By James Piper, P.E.
Lighting Article Use Policy
1. Occupancy sensing
Occupancy sensing has been in use for decades. Sensors detect activity within an area and automatically turn on the light fixtures. Once activity is no longer detected, the lights are turned off after a predetermined interval.
There are three basic types of occupancy sensors: passive infrared, ultrasonic, and a combination of passive infrared and ultrasonic called dual-technology. Not all are suited for all applications.
Passive infrared sensors detect body heat within a given area. Because they must be able to see the heat source, they work best in smaller, open spaces. Anything that blocks the view of the sensor, such as corners or high furniture, will prevent it from operating properly. In many applications, sensors can be installed as a replacement for standard wall switches.
Ultrasonic sensors emit a high frequency sound wave that is reflected off objects and people in the space. Any movement within the space changes the frequency of the reflected wave, turning the lights on. The sound waves emitted by ultrasonic sensors cover the entire space and are not blocked by furniture or other obstacles. The sensors are very sensitive and can be used in areas with low levels of motion.
Dual-technology occupancy sensors make use of both passive infrared and ultrasonic detection. Lights are turned on only when both sensor types detect occupants. Lights are turned off only when both types of sensors determine that the space is no longer occupied. The combination greatly reduces the number of false activations/deactivations. Dual-technology occupancy sensors are well suited for use in larger spaces.
Occupancy sensors are very effective at reducing lighting energy use, particularly in spaces that have varying use schedules. While the actual energy savings will vary based on use patterns, on average facility managers can expect the use of occupancy sensors to reduce lighting energy consumption by 20 to 25 percent.
2. Scheduling with timers
One of the original methods for controlling building lighting systems, particularly exterior lighting systems, is the use of timers. Timers come in a wide range of mechanical and electronic models. The more sophisticated ones have a battery backup to keep the clock accurate in the event of a power outage. In their simplest operation, users set time when they want the lights to turn on and to turn off. Timers eliminate the accidental operation of lights when they are not needed.
For outdoor use, most timer systems also make use of a photosensor that turns the lights on when needed and off at a preset time. This combination automatically corrects for changing hours of daylight. The biggest drawback of timers is that if the schedule changes, the timer must be manually reset.

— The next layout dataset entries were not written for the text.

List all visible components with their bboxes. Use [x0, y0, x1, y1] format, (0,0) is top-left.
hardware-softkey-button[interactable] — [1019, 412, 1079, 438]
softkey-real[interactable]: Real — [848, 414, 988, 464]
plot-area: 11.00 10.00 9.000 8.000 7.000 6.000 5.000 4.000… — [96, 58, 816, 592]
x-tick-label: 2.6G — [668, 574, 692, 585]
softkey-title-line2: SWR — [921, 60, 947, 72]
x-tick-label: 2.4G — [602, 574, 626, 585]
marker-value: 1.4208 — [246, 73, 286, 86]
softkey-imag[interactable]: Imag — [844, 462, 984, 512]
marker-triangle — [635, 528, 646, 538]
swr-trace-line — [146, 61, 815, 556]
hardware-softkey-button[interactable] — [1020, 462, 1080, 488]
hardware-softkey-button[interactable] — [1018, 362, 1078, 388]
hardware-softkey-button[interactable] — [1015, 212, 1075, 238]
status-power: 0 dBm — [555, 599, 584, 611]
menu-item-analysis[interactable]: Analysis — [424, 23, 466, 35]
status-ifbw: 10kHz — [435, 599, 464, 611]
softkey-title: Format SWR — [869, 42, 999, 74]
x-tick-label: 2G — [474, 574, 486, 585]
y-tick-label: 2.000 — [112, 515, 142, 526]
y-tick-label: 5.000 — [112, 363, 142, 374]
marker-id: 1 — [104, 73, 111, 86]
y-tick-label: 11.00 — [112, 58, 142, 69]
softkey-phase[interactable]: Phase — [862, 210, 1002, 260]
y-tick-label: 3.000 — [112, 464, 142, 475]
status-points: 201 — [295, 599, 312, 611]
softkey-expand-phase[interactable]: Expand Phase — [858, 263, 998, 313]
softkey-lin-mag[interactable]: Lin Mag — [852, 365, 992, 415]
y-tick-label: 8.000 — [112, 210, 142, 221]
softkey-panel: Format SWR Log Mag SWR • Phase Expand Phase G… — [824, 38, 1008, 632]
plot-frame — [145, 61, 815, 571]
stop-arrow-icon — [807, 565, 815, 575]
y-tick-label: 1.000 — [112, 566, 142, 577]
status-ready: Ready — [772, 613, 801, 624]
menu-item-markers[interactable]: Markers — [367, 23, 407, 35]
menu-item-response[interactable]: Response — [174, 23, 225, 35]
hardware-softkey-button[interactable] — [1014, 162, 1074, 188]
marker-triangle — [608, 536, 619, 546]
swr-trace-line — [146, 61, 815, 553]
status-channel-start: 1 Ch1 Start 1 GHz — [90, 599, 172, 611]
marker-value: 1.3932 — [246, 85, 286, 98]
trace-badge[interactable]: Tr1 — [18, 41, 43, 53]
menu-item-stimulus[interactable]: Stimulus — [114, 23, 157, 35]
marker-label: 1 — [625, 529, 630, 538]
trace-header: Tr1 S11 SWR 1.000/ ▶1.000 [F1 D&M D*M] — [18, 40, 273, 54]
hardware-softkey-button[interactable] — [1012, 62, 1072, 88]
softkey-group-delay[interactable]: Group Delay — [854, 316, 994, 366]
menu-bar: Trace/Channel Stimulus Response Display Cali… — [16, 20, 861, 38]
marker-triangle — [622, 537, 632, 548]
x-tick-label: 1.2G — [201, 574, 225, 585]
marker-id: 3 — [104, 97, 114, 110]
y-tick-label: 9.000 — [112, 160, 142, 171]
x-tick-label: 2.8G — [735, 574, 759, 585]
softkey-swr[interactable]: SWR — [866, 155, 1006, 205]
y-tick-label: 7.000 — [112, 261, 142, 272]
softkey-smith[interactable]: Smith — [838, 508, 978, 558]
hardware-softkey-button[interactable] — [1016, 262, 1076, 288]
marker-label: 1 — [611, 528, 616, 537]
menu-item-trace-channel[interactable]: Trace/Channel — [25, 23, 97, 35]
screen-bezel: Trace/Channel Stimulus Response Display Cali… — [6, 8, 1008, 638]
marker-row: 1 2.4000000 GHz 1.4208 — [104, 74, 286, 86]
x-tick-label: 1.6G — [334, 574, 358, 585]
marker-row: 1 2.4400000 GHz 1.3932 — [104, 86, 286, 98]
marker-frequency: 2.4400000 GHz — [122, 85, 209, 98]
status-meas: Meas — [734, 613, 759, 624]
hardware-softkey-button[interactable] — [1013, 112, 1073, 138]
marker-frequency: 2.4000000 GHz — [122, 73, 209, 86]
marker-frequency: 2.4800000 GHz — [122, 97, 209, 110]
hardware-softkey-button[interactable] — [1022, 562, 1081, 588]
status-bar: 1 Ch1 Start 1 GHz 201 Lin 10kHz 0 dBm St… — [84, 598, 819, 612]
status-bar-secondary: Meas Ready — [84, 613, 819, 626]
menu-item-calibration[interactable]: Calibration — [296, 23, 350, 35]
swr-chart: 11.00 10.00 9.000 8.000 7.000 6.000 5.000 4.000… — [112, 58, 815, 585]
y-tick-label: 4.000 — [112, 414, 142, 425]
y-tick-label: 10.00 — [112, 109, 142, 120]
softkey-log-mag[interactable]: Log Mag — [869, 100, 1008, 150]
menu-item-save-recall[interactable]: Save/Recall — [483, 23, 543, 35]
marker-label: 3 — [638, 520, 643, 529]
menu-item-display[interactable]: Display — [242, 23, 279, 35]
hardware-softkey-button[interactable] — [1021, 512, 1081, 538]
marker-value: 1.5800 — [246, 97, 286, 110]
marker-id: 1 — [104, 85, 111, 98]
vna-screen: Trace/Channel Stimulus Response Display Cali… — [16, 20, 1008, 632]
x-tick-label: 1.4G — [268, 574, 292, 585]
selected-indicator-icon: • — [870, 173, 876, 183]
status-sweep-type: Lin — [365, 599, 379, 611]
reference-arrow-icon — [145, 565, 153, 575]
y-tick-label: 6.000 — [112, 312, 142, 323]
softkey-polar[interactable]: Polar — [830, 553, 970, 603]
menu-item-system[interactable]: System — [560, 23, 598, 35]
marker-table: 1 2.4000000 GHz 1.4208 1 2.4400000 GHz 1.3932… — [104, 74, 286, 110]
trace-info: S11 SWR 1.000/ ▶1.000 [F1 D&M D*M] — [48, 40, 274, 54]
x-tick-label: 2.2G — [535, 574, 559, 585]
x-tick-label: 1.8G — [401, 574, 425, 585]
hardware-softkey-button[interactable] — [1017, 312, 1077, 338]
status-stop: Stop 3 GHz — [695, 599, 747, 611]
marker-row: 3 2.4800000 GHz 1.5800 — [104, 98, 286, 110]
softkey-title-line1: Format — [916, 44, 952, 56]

Timers are well suited for all types of outdoor lighting. Indoor timers can be used effectively in areas that follow a regular schedule of occupancy. A means must be provided to allow the lights to be turned on if someone must access the area being controlled by a timer.

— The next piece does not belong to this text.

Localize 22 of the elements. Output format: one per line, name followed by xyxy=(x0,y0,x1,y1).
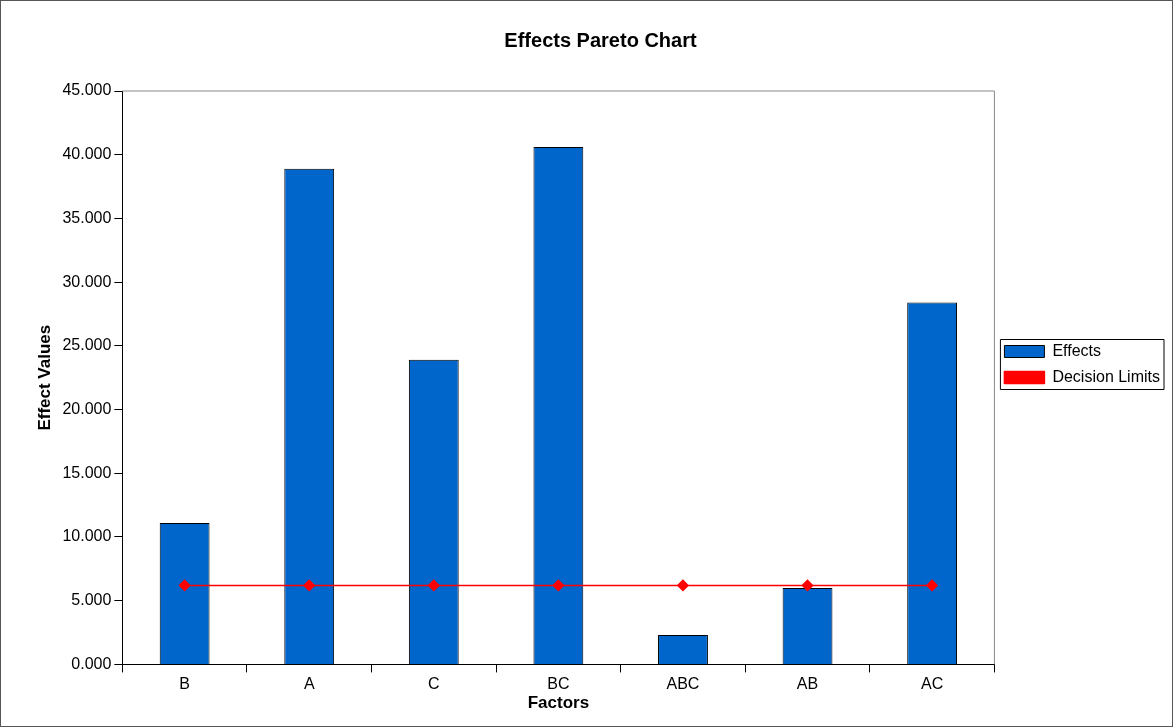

The energy savings produced by timers depends on the application. On average, you can expect to reduce lighting energy use by ten to 20 percent over manual control.
3. Bi-level switching
Bi-level switching has been widely used in the past as a means of reducing lighting energy use. In its simplest form, two circuits are used to power alternating light fixtures. When the need for lighting is reduced, one circuit can be turned off manually or by a timer. Another type of bi-level switching made use of fluorescent fixtures that used two ballasts. Each ballast was wired to a separate circuit. Turning off one circuit cut the light output of each fixture by 50 percent, but because all fixtures were still producing light, the area was more uniformly lit than when entire fixtures were turned off.

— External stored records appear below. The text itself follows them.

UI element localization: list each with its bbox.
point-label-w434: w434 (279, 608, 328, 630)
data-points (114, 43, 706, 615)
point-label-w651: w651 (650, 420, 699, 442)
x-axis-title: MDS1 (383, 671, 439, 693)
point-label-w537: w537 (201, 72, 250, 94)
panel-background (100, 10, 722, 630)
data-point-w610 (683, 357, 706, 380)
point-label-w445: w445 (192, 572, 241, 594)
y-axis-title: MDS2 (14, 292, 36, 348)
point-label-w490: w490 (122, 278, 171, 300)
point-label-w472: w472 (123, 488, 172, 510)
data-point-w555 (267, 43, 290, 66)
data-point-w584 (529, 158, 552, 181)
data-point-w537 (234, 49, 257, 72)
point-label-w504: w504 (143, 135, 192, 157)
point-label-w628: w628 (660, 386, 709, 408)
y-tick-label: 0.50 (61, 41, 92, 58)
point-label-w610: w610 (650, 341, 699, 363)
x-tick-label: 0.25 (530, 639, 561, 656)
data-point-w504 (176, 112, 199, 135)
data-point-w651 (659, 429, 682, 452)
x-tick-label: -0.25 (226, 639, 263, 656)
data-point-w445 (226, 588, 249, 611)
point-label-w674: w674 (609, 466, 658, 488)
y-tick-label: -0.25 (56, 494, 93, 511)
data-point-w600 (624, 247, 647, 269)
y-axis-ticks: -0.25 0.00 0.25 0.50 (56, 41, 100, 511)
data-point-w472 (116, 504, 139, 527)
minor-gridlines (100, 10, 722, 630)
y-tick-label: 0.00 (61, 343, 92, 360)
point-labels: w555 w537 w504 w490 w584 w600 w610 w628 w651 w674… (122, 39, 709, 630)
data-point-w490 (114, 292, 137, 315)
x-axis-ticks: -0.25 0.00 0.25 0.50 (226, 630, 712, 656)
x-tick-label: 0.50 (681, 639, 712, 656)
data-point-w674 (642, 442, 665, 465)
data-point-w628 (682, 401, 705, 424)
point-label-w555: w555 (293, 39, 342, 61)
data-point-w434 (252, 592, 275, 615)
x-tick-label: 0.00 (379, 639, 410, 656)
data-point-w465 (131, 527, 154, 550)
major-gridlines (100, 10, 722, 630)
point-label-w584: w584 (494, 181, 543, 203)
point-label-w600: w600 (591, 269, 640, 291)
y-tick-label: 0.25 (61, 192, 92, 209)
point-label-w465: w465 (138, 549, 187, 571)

Newer bi-level switching technology makes use of occupancy sensors or photosensors to reduce light output when the space is unoccupied or when lighting is being supplemented by daylight.
Bi-level switching has been used in a wide range of applications from parking garages to stairwells and offices. Bi-level switching maintains sufficient lighting levels when the space is unoccupied yet provides full lighting when people are present. In parking garages, the systems often are set up to switch off perimeter light fixtures when there is sufficient daylight available. Typical savings range from 20 percent to 70 percent for bi-level switching, depending on the application.
4. Daylight harvesting
Daylight harvesting is a technique that makes use of available daylight to reduce the energy use of the lighting system. Early system designs simply switched off lights when they sensed enough daylight was available. However, the abrupt change in lighting levels and the frequent light level changes on days with passing clouds led to complaints and frequent bypassing of the control system.
Today’s systems use dimmable fluorescent or LED light sources that vary their light output in response to available daylight rather than simply switching off. Changes in light output are made gradually, resulting in a more subtle change in lighting levels.
The systems work best in areas with diffuse rather than direct sunlight. The photocells that determine how much daylight is available must be carefully placed so that the levels of light that they are sensing are truly representative of the light levels in the space. Systems can be set up to control light levels in single rooms, multiple rooms with similar daylight levels, or entire zones of buildings. On the average, daylight harvesting control systems produce savings in the range of 25 to 30 percent.